Horthy and the shadow of Prónay
Not surprisingly, arguments have smoldered for years about what responsibility, if any, Horthy might bear for failing to halt Prónay’s vicious excesses. Prónay’s crimes are undisputed; decades after his death, discussion of his savagery has in some ways become a subtext in the larger fight over the legacy of his commander-in-chief.
The Soviet-led Communist regime which ruled Hungary from 1945 to 1989 understandably saw Prónay as a vicious criminal. Hungarian historians with Communist sympathies, eager to discredit Horthy’s anti-communist reign, took pains to link Prónay directly to Horthy, and to depict Horthy’s regime as both the product, and the heir, of reactionary terror. The publication of Prónay’s diary in 1963 was considered an effort to taint Horthy’s regime with links to the murder squads.

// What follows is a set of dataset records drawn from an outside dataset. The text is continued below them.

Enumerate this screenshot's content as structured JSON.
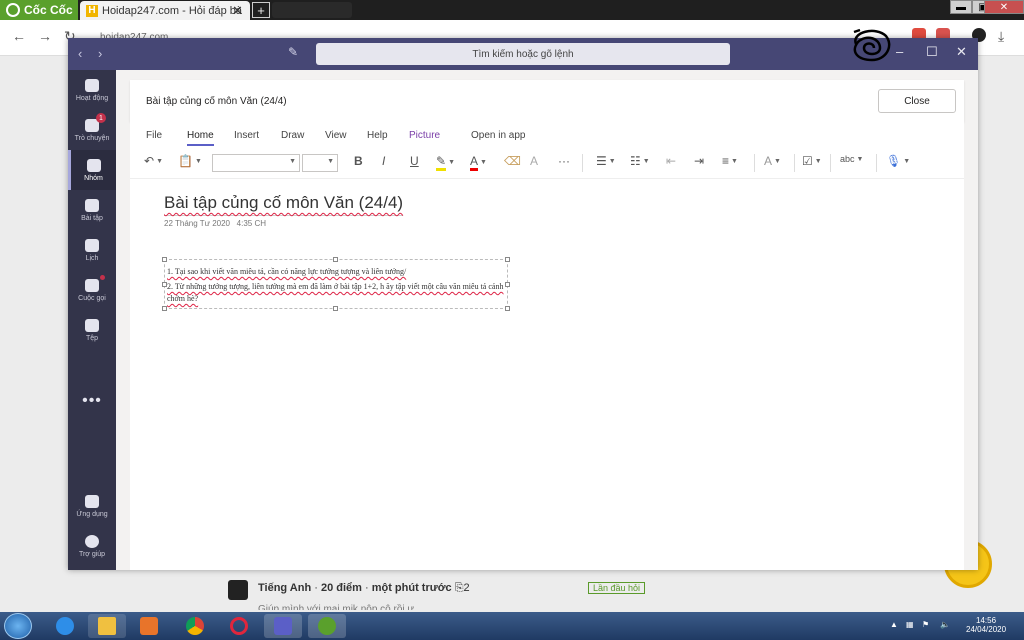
{
  "browser": {
    "brand": "Cốc Cốc",
    "tab_title": "Hoidap247.com - Hỏi đáp bà",
    "tab_close": "✕",
    "new_tab": "+",
    "address": "hoidap247.com",
    "win_min": "▬",
    "win_max": "▣",
    "win_close": "✕"
  },
  "teams": {
    "search_placeholder": "Tìm kiếm hoặc gõ lệnh",
    "rail": [
      {
        "label": "Hoạt động"
      },
      {
        "label": "Trò chuyện",
        "badge": "1"
      },
      {
        "label": "Nhóm"
      },
      {
        "label": "Bài tập"
      },
      {
        "label": "Lịch"
      },
      {
        "label": "Cuộc gọi"
      },
      {
        "label": "Tệp"
      }
    ],
    "rail_more": "•••",
    "rail_bottom": [
      {
        "label": "Ứng dụng"
      },
      {
        "label": "Trợ giúp"
      }
    ]
  },
  "header": {
    "title": "Bài tập củng cố môn Văn (24/4)",
    "close_label": "Close"
  },
  "ribbon": {
    "tabs": [
      "File",
      "Home",
      "Insert",
      "Draw",
      "View",
      "Help",
      "Picture",
      "Open in app"
    ]
  },
  "page": {
    "title": "Bài tập củng cố môn Văn (24/4)",
    "date": "22 Tháng Tư 2020",
    "time": "4:35 CH",
    "line1": "1. Tại sao khi viết văn miêu tả, cần có năng lực tưởng tượng và liên tưởng/",
    "line2": "2. Từ những tưởng tượng, liên tưởng mà em đã làm ở bài tập 1+2, h ãy tập viết một câu văn miêu tả cảnh chớm hè?"
  },
  "behind": {
    "subject": "Tiếng Anh",
    "points": "20 điểm",
    "when": "một phút trước",
    "attach_count": "2",
    "first_time": "Lần đầu hỏi",
    "text": "Giúp mình với mai mik nộp cô rồi ự"
  },
  "taskbar": {
    "time": "14:56",
    "date": "24/04/2020"
  }
}
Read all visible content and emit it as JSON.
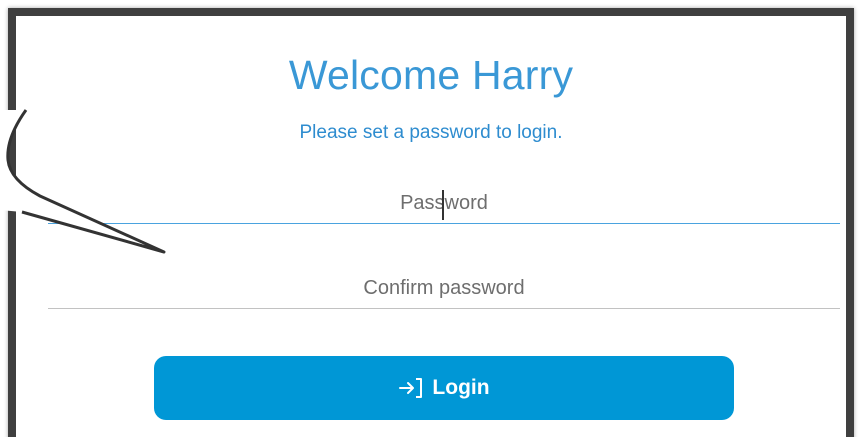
{
  "welcome": {
    "title": "Welcome Harry",
    "subtitle": "Please set a password to login."
  },
  "form": {
    "password_placeholder": "Password",
    "confirm_placeholder": "Confirm password",
    "login_label": "Login"
  },
  "colors": {
    "accent": "#3a98d6",
    "button": "#0097d6",
    "frame": "#3f3f3f",
    "active_underline": "#4aa3df",
    "inactive_underline": "#c2c2c2"
  },
  "icons": {
    "login": "sign-in-arrow-icon"
  }
}
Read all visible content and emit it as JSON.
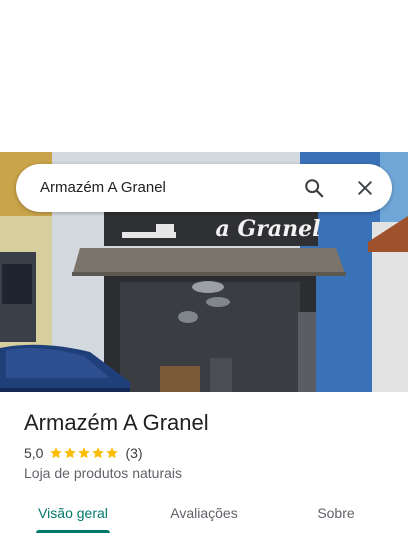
{
  "search": {
    "query": "Armazém A Granel",
    "search_icon": "search-icon",
    "close_icon": "close-icon"
  },
  "photo": {
    "storefront_sign_text": "a Granel"
  },
  "place": {
    "name": "Armazém A Granel",
    "rating": "5,0",
    "stars": 5,
    "review_count": "(3)",
    "category": "Loja de produtos naturais"
  },
  "tabs": [
    {
      "label": "Visão geral",
      "active": true
    },
    {
      "label": "Avaliações",
      "active": false
    },
    {
      "label": "Sobre",
      "active": false
    }
  ],
  "colors": {
    "accent": "#00796b",
    "star": "#fbbc04",
    "text_primary": "#202124",
    "text_secondary": "#5f6368"
  }
}
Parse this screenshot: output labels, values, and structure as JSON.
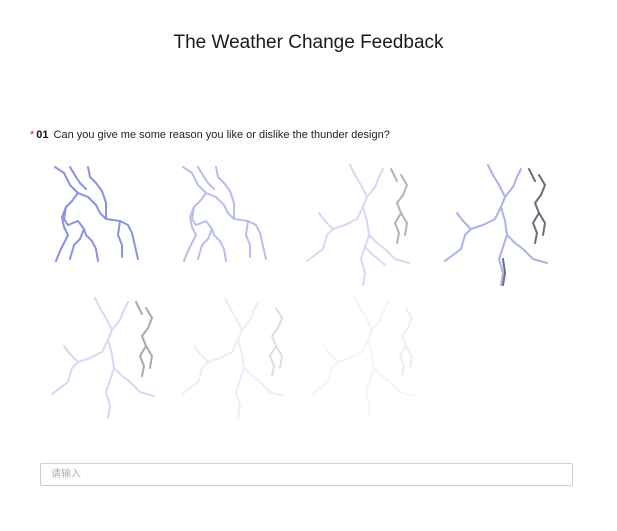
{
  "page": {
    "title": "The Weather Change Feedback"
  },
  "question": {
    "required_marker": "*",
    "number": "01",
    "text": "Can you give me some reason you like or dislike the thunder design?"
  },
  "answer": {
    "placeholder": "请输入",
    "value": ""
  },
  "lightning_frames": [
    {
      "frame": 1,
      "opacity": 1.0,
      "style": "left-bolt"
    },
    {
      "frame": 2,
      "opacity": 0.6,
      "style": "left-bolt"
    },
    {
      "frame": 3,
      "opacity": 0.55,
      "style": "split-bolt"
    },
    {
      "frame": 4,
      "opacity": 1.0,
      "style": "split-bolt"
    },
    {
      "frame": 5,
      "opacity": 0.5,
      "style": "split-bolt"
    },
    {
      "frame": 6,
      "opacity": 0.22,
      "style": "split-bolt"
    },
    {
      "frame": 7,
      "opacity": 0.15,
      "style": "split-bolt"
    }
  ],
  "colors": {
    "bolt_blue": "#8a93e0",
    "bolt_light": "#c7ccf3",
    "bolt_gray": "#6c6c7a",
    "required": "#e02020"
  }
}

Those inclined to protect Horthy’s legacy, including critics of the Hungarian Communist government, have sought to distance the regent from Pronay, Hejjas, Lehar et al. by insisting that they were “rogues” or “renegades.” (A similar debate seems to swirl around the number of victims of the White Terror, and how it compares to the number of victims of the preceding Red Terror. Estimates range from around 1,500 to 5,000, often depending on whether the tabulator is pro-Horthy or pro-Communist.)